Ronald Rael and Virginia San Fratello
Big data will influence local design. Architecture will robustly engage new developments in digital mapping. Using GIS, massive amounts of data that define the makeup of cities can be searched and organized within minutes. Nicholas de Monchaux, associate professor of architecture and urban design at UC Berkeley, is developing design software that examines how place-based data can better connect us to larger systems on a massive scale.

   

Innovation Backward and Forward


Eric Owen Moss Architects Bands
Eric Owen Moss Architects The bands are both an architectural and structural element.

Eric Owen Moss, FAIA
Principal and lead designer, Eric Owen Moss Architects; director and professor, Southern California Institute of Architecture

I’m arguing for the use of technical tools in a pragmatic way that’s driven by the needs, concerns, or problems that exist outside of the tools. One of the problems with architecture now is the confusion between the means and the ends—that somehow content is related to the software or technical tools. The results are buildings that look, to a large extent, like a product of tools that are being used. An interesting exercise would be to use the tools in a sophisticated way that’s not necessarily how their seller imagined, but in ways that you, your clients, friends, and culture think are important directions for architecture to move. We need to remember that we don’t belong to the tools—the tools belong to us. My firm is currently using virtual modeling to understand the construction sequencing of a building that has no beams or columns. The tool is helping us demystify not the end result, which we can draw and engineer, but whether it will stand up in the process of construction.

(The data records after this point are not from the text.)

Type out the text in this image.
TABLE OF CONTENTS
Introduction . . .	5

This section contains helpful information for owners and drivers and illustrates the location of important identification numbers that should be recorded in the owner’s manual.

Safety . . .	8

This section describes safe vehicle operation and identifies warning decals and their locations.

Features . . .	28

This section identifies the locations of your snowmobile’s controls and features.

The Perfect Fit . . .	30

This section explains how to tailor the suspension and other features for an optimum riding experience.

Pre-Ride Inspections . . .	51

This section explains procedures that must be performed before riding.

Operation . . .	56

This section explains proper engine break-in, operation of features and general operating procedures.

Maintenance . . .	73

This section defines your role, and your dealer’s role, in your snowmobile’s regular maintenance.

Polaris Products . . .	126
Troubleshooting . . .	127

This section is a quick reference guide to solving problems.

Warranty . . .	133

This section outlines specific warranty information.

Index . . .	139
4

Gordon Gill and Alejandro Stochetti, AIA
Partner and design director, respectively, Adrian Smith + Gordon Gill Architecture
We are designing in a somewhat revolutionary era of data and analytics, where very few things are taken for granted and almost everything is challenged. This leads to great opportunity to effect change. The increasing ability to customize and tweak things, including software, technologies, materials, and even master plans, will allow us to achieve the highest performance for every object, building, and city. In The Future of Building: Perspectives (Detail, 2012), Zaha Hadid Architects’ senior associate Nils Fischer figuratively refers to this concept as “intelligent clay,” an “interface that allows the designers to work as intuitively as possible while important decisions-making parameters are communicated in real time.” Our goal is to see these iterations adjust toward optimal performance and ultimately define form. We also expect future-looking manufacturers to modernize and focus on innovation rather than production. In our own quest to install photovoltaic cells in double-curved glass, which hasn’t been done before, we found many companies in Europe willing to adjust their process and help us. New and sometimes small modifications to materials and technology required for performance optimization can alter entire industries.

Plans to embed photovoltaics into the double-curved glass of the central orb on the Kazakhstan Pavilion, for the country's 2017 expo, were altered due to cost.
Adrian Smith + Gordon Gill Architecture Plans to embed photovoltaics into the double-curved glass of the central orb on the Kazakhstan Pavilion, for the country's 2017 expo, were altered due to cost.